IRS data show that the state has seen a net loss of $6.3 billion in taxable income between 2011 and 2015. Of that amount, $4.3 billion was from households earning more than $200,000.  And according to the Yankee Institute, census estimates since 2013 show that Connecticut has shrunk by 19,551 people (3,596,003 in 2013 to 3,576,452).

This is a worrisome pattern. Each time one of our largest taxpayers picks up and leaves, Ben Barnes, the state's budget director, has to take out his eraser and re-do the budget. For the most part, our wealthiest residents don't own ranches, or factories, or oil wells in Connecticut. They own laptops. And so do their employees. The fact is that we have a highly mobile financial sector and when people start to sense confiscatory tax policy coming, they can pick up and leave with relative ease.

At the recent Connecticut Business and Industry Association annual meeting, Gov. Malloy pointed out that just 1 percent of our state's residents pay 35 percent of our state income tax, a fact that begs the question: Just what do the proponents of higher taxes on the wealthy think is a “fair” level of state tax progressivity? 45 percent? 55 percent? 90 percent? Whatever number you pick I can assure you that the wealthiest among us are not waiting around for the answer.

And we have to begin to be honest with ourselves. The story we've been told over the past few years is that businesses like General Electric leave our state because our fiscal situation is just too “un-predictable.” I disagree. It's actually the opposite. GE left in part because our state's fiscal situation is entirely too predictable in that we have shown absolutely no collective will whatsoever to fix our well-known problem: What to do about the $54.9 billion of unfunded liabilities.

If a fiscal crisis hits, it will be our most vulnerable citizens who will be injured the most. Because before it happens, the wealthy will have gone. And it's not just the 1 percent who are leaving. There are also an estimated one out of five state retirees who have also chosen to reside outside of Connecticut.

The politicians say that some of us in the business community are being too negative and we don't focus on all the positives that the state has to offer. Well, I've lived here all my life. I love this state and yes, I plan to stay and fight rather than move. But for all of the wonderful assets that we enjoy — geography, intellectual capital, a proud tradition of manufacturing, a strong financial-service sector, and accessible and livable small cities — the threat of fiscal insolvency dwarfs all of them. Our fiscal situation threatens to devalue every single asset that I mentioned.

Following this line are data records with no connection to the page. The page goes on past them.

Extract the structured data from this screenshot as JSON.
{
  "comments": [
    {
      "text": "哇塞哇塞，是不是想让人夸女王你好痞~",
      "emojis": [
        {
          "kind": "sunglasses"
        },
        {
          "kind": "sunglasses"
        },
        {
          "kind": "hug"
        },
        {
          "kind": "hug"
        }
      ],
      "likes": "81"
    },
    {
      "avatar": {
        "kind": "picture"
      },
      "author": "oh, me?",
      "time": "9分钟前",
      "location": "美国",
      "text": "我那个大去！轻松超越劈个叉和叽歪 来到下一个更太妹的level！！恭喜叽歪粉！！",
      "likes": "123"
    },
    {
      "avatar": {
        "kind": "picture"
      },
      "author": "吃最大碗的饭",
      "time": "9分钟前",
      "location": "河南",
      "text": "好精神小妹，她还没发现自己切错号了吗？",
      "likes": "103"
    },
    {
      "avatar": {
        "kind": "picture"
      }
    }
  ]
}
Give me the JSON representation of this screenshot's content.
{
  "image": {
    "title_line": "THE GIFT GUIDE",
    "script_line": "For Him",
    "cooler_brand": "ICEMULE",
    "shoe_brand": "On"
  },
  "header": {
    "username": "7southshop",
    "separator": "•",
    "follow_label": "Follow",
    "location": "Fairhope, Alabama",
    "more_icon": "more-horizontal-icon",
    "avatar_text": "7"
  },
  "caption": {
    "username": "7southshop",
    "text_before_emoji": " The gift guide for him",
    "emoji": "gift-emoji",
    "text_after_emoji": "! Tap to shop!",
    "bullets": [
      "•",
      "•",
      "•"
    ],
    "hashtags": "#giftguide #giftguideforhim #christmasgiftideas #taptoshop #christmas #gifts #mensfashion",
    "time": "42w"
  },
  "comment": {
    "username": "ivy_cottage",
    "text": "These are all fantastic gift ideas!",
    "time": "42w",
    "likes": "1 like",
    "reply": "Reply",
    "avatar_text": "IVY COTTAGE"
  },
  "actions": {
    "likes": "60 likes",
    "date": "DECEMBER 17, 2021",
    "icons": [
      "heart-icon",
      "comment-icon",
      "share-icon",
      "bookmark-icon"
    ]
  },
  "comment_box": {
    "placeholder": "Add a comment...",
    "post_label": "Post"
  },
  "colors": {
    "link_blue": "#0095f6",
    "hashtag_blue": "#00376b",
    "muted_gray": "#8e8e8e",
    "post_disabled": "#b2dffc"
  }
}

I hesitate to offer a rather bleak prediction but it needs to be said: If we don't collectively get our arms around this soon, we will see a continuing deterioration in our bond rating, slowly at first and then faster. Our interest costs will rise with the economy and the risk premium for Connecticut debt will grow. This will result in a vicious cycle of increased debt service obligations, which will put even more strain on our budget. And as the writing on the wall becomes clearer, this will lead to an accelerated exodus of the affluent, punching a final fatal hole in the state budget.

But while the picture is bleak, it's not hopeless. So how can we start to reverse course? 1. Enact a hard spending cap. All state spending needs to be under the cap with the only exception being debt service; 2. Fulfill the promise to switch the state books to Generally Accepted Accounting Principles (GAAP), otherwise we continue to pretend that the situation is not as bad as it is; 3. Switch from defined-benefits to defined-contribution retirement plans for current state workers, like much of the private sector; 4. Index state government healthcare benefits to private-sector levels; 5. And finally, underlying all of these crucial changes is the importance of establishing the right legislative process for enactment. We must require that the legislature vote expressly on all elements of the state employee collective bargaining contracts. 

Jeff Klaus is the regional president in Connecticut at Webster Bank.